By Dave Schwab
Program gives homeless work, access to programs
Thanks to the pioneering efforts of a mom and her son, the city and Alpha Project partnered to create a pilot program to get homeless people off the street and on their feet by furnishing them with day jobs.
Wheels of Change, the new program currently operating in Downtown San Diego, is based off a similarly successful model in Albuquerque, New Mexico called “There’s a Better Way.”
Wheels of Change is initially rolling out two days a week, with a van driving 10 homeless people to designated areas to pick up trash, pull weeds, clear brush, etc. for five hours. They are compensated after their workday is completed.
Wheels of Change not only gives homeless participants the dignity of work, but also connects them with social services. The program also assists in transitioning homeless to permanent housing.
Co-creators of the new homeless jobs program are Dr. Carolyn Barber, an emergency medicine physician affiliated with UC San Diego Medical Center, and her son, Kevin, a private high school junior.
Kevin Barber talked about how Wheels of Change began.
“My mom and family always talk about homeless issues, and about wanting to do something to help,” he said, noting he saw short videos online about a similar homeless jobs program in New Mexico. “I got really interested when I saw how big an impact it was having on homeless people in Albuquerque.”
So, the Barbers took a New Mexico trip to check out its homeless jobs program. “They were very supportive and wanted to help me bring it to San Diego,” Kevin said. “Then we realized we needed a nonprofit to support us and help run the program.”
Enter Alpha Project, is a 501(c)(3) nonprofit human services organization located Hillcrest, which serves more than 4,000 homeless daily with an array of programs including housing.
Approached by the Barbers about Wheels of Change, Alpha Project Chief Administrative Officer Amy Gonyeau said it was a perfect fit as a “starting point” for homeless self-help. Gonyeau added the new program is a win-win all around.
“It really helps with cleaning the communities, and the other component is it provides peer outreach,” she said, noting it affords homeless participants from Alpha Project’s Downtown homeless shelter the opportunity to interface with people on the street to explain their shelter experiences, detailing how that’s helped them while encouraging others to follow suit.
The final piece to put Wheels of Change in motion was acquiring the support of local government, which was provided by District 7 Councilmember Scott Sherman. He liked the idea of a program to give the homeless a hand-up.

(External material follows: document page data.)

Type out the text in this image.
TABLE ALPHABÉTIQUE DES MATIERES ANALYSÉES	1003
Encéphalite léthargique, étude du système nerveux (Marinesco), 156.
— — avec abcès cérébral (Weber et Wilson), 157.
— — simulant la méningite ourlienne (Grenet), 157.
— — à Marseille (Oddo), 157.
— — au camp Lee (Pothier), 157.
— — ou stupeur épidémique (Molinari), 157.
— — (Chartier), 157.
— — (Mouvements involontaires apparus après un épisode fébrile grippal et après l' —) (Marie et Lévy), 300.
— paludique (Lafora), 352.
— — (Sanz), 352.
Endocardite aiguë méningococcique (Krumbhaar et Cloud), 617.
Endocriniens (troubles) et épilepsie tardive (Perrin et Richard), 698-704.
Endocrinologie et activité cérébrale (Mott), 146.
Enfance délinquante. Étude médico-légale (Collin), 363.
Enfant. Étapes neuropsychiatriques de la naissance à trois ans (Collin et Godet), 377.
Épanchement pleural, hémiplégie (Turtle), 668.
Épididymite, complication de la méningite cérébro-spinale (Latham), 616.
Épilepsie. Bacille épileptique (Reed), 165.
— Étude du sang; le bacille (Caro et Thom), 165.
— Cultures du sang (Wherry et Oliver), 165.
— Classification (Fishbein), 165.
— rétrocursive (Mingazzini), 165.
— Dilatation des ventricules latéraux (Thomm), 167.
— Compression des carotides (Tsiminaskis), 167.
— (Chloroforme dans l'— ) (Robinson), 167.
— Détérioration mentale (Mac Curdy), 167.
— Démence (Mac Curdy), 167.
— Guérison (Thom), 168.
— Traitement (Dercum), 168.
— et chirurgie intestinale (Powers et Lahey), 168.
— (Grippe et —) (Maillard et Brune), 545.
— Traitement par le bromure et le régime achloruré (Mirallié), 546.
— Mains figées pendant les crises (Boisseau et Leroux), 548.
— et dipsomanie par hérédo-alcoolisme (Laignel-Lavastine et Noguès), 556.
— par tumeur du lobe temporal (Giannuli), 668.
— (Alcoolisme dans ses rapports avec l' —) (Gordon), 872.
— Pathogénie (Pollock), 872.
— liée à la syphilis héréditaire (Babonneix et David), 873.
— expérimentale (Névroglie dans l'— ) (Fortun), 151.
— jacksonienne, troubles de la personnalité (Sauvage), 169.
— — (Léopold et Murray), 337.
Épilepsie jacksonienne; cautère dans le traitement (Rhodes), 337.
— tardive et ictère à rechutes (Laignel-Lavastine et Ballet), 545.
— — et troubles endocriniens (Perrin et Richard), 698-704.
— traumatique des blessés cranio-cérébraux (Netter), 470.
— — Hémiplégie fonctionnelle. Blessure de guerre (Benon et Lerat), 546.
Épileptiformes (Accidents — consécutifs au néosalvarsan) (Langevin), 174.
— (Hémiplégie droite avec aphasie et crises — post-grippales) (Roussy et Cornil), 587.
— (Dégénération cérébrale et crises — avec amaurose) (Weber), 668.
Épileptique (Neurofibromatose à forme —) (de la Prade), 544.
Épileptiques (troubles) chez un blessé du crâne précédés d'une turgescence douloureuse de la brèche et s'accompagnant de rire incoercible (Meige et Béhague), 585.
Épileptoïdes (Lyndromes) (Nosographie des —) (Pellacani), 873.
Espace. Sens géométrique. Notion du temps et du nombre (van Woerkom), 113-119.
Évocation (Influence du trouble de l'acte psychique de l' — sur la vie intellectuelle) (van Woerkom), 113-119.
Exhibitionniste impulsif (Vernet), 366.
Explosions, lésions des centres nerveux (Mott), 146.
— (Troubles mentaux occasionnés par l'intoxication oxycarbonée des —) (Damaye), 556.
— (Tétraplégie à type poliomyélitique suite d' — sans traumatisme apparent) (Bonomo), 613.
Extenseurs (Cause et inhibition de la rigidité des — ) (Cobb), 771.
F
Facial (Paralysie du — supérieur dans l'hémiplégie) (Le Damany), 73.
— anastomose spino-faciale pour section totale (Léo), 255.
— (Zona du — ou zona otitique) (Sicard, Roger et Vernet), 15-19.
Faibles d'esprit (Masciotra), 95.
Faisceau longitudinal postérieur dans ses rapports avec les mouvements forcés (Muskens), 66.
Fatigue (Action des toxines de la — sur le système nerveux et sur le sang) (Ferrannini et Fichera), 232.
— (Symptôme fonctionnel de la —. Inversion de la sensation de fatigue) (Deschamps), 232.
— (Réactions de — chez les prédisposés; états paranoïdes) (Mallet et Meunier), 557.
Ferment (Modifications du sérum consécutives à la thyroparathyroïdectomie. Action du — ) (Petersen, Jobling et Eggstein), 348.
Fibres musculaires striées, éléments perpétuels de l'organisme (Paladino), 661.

“It gives the homeless a positive experience to have a job giving them a sense of real worth,” said Sherman. “It’s a way for people who want to work to do that.”
Wheels of Change is a step in the right direction, said the councilman.
“With community buy-in, and the political will, we can help get a large portion of the homeless population off the street,” he said.
Sherman added he was impressed that a 16-year-old boy and his mother were smart, enterprising, and courageous enough to advance such a model homeless jobs program.
Carolyn, who went out recently on the Wheels’ homeless van, was “inspired” by what she saw.
“The homeless we met were motivated, like Cory, who told us, ‘It’s easy to pick up that “I’m homeless” attitude on the streets. This gave me a work ethic. … It makes me feel good and like I’m giving back. … It puts a few bucks in my pocket so I can get clothes, shampoo and shave.’”
Barber also encountered a homeless electrician who lost his job because of hospitalization. “He does not want handouts, or to be on disability, but wants to work,” Carolyn explained.
Barber recounted another story of a homeless former substitute teacher she met “who is now applying to nine different jobs at Home Depot.”
Barber concluded with her most poignant story of all about Susan Graham.
“A week and a half ago she was about to jump off the Coronado Bridge,” Barber said. “A bystander and Alpha Project saved her life. Graham now says she ‘wants to be an example to others.’ Working together as a community — we can change one life at a time.”
Alpha Project’s Gonyeau said Wheels of Change has been so successful thus far that, “We’ve got a list of 150 people signed up on a waiting list to participate.”
In other good news, Councilmember Sherman is working to expand the Wheels of Change pilot program.
“We’re going over the budget to see if we can expand it to five days adding two or three more vans,” he said.